Thirdly, the purpose of Darwinian evolution is that evolution by natural selection results in adaptations that increase the ability of the individuals to survive and reproduce successfully in their respective environments.
In other words, the purpose of evolution is to increase survival and reproduction. If this is the case, then who is to say that rape – a most heinous crime – is morally wrong when it could – for arguments sake – be said it increases reproduction? Similarly, who is to say that defending one’s country at war and displaying honour are morally right when it would seem that they go against evolutionary survival?
Fourthly, evolution is a process of continuous change, implying that morality would become subjective and change over time. This would mean that what is considered morally right today may become morally wrong in the future. It could mean that murder might possibly become a morally good deed.

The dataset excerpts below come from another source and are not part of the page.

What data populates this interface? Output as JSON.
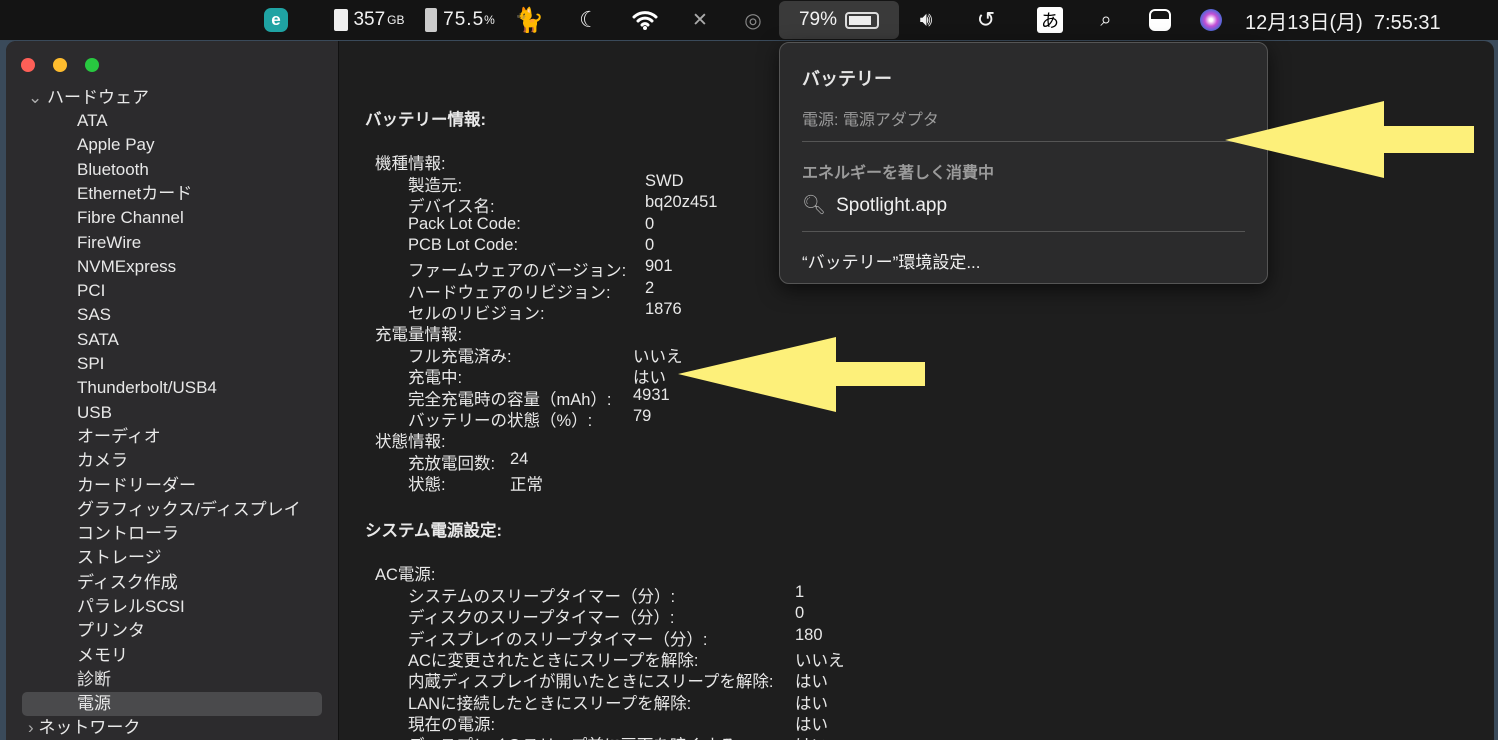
{
  "menubar": {
    "disk": "357",
    "disk_unit": "GB",
    "cpu_battery": "75.5",
    "cpu_unit": "%",
    "battery_percent": "79%",
    "ime": "あ",
    "clock": "12月13日(月)  7:55:31"
  },
  "sidebar": {
    "group": "ハードウェア",
    "items": [
      "ATA",
      "Apple Pay",
      "Bluetooth",
      "Ethernetカード",
      "Fibre Channel",
      "FireWire",
      "NVMExpress",
      "PCI",
      "SAS",
      "SATA",
      "SPI",
      "Thunderbolt/USB4",
      "USB",
      "オーディオ",
      "カメラ",
      "カードリーダー",
      "グラフィックス/ディスプレイ",
      "コントローラ",
      "ストレージ",
      "ディスク作成",
      "パラレルSCSI",
      "プリンタ",
      "メモリ",
      "診断",
      "電源"
    ],
    "next_group": "ネットワーク",
    "selected": "電源"
  },
  "main": {
    "battery_title": "バッテリー情報:",
    "model_header": "機種情報:",
    "model": [
      [
        "製造元:",
        "SWD"
      ],
      [
        "デバイス名:",
        "bq20z451"
      ],
      [
        "Pack Lot Code:",
        "0"
      ],
      [
        "PCB Lot Code:",
        "0"
      ],
      [
        "ファームウェアのバージョン:",
        "901"
      ],
      [
        "ハードウェアのリビジョン:",
        "2"
      ],
      [
        "セルのリビジョン:",
        "1876"
      ]
    ],
    "charge_header": "充電量情報:",
    "charge": [
      [
        "フル充電済み:",
        "いいえ"
      ],
      [
        "充電中:",
        "はい"
      ],
      [
        "完全充電時の容量（mAh）:",
        "4931"
      ],
      [
        "バッテリーの状態（%）:",
        "79"
      ]
    ],
    "state_header": "状態情報:",
    "state": [
      [
        "充放電回数:",
        "24"
      ],
      [
        "状態:",
        "正常"
      ]
    ],
    "power_title": "システム電源設定:",
    "ac_header": "AC電源:",
    "ac": [
      [
        "システムのスリープタイマー（分）:",
        "1"
      ],
      [
        "ディスクのスリープタイマー（分）:",
        "0"
      ],
      [
        "ディスプレイのスリープタイマー（分）:",
        "180"
      ],
      [
        "ACに変更されたときにスリープを解除:",
        "いいえ"
      ],
      [
        "内蔵ディスプレイが開いたときにスリープを解除:",
        "はい"
      ],
      [
        "LANに接続したときにスリープを解除:",
        "はい"
      ],
      [
        "現在の電源:",
        "はい"
      ],
      [
        "ディスプレイのスリープ前に画面を暗くする:",
        "はい"
      ]
    ]
  },
  "popup": {
    "title": "バッテリー",
    "source": "電源: 電源アダプタ",
    "energy_header": "エネルギーを著しく消費中",
    "app": "Spotlight.app",
    "prefs": "“バッテリー”環境設定..."
  },
  "colors": {
    "arrow": "#fdf07a"
  }
}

The verdict: Atheism vs theism
An atheistic worldview has no justification for the origins of morality. Their outlook on life leaves them floating in a grey zone. If they accept the objectivity of morality, then by definition, they accept the presence of an external standard; accepting an external source is equivalent to accepting God. However, if they take the second option and deny an external standard, this results in morality being subjective to human opinion (the repercussions of this belief have already been discussed). This line of reasoning forces an atheist’s hand. In a interview with Justin Brierley (a Christian host of a popular radio show and podcast), Richard Dawkins agrees that his reason for why rape was wrong, is as arbitrary as the fact that humans have evolved to have five fingers instead of six. (https://youtu.be/NZ6t7Lqrdvc?t=360) This is where atheism leads to!
To fill this bleak void, some prominent atheists have attempted to play God and write a manifesto of life rules they believe will result in a morally good life. Richard Dawkins issued a set of ten commandments in his book The God Delusion. Christopher Hitchens also decreed his own ten in an article named ‘The Ten Commandments.’ (www.vanityfair.com/news/2010/04/hitchens-201004)
New Atheists insist these commandments must be followed. However, these commandments are mere opinions and everyone has the right to make up their own. On what authority were Dawkins’ and Hitchens’ nominated for this divine responsibility? If they can make their own rules of life, what is stopping the other 8 billion people on earth from doing the same? At the end of the day, atheist dictators such as Stalin, Mao, and Pol Pot also governed how people led their lives based on their own set of rules and opinions. The consequence of such actions will most definitely be detrimental.
So, after presenting both sides of this two-faced coin, I leave it to the reader’s discretion to make up their mind. Atheism or theism, on which side does morality truly lie? For the atheist out there, they can always flip a coin and leave the decision to a game of chance because the fact that we exist was also a lucky flip. Wasn’t it?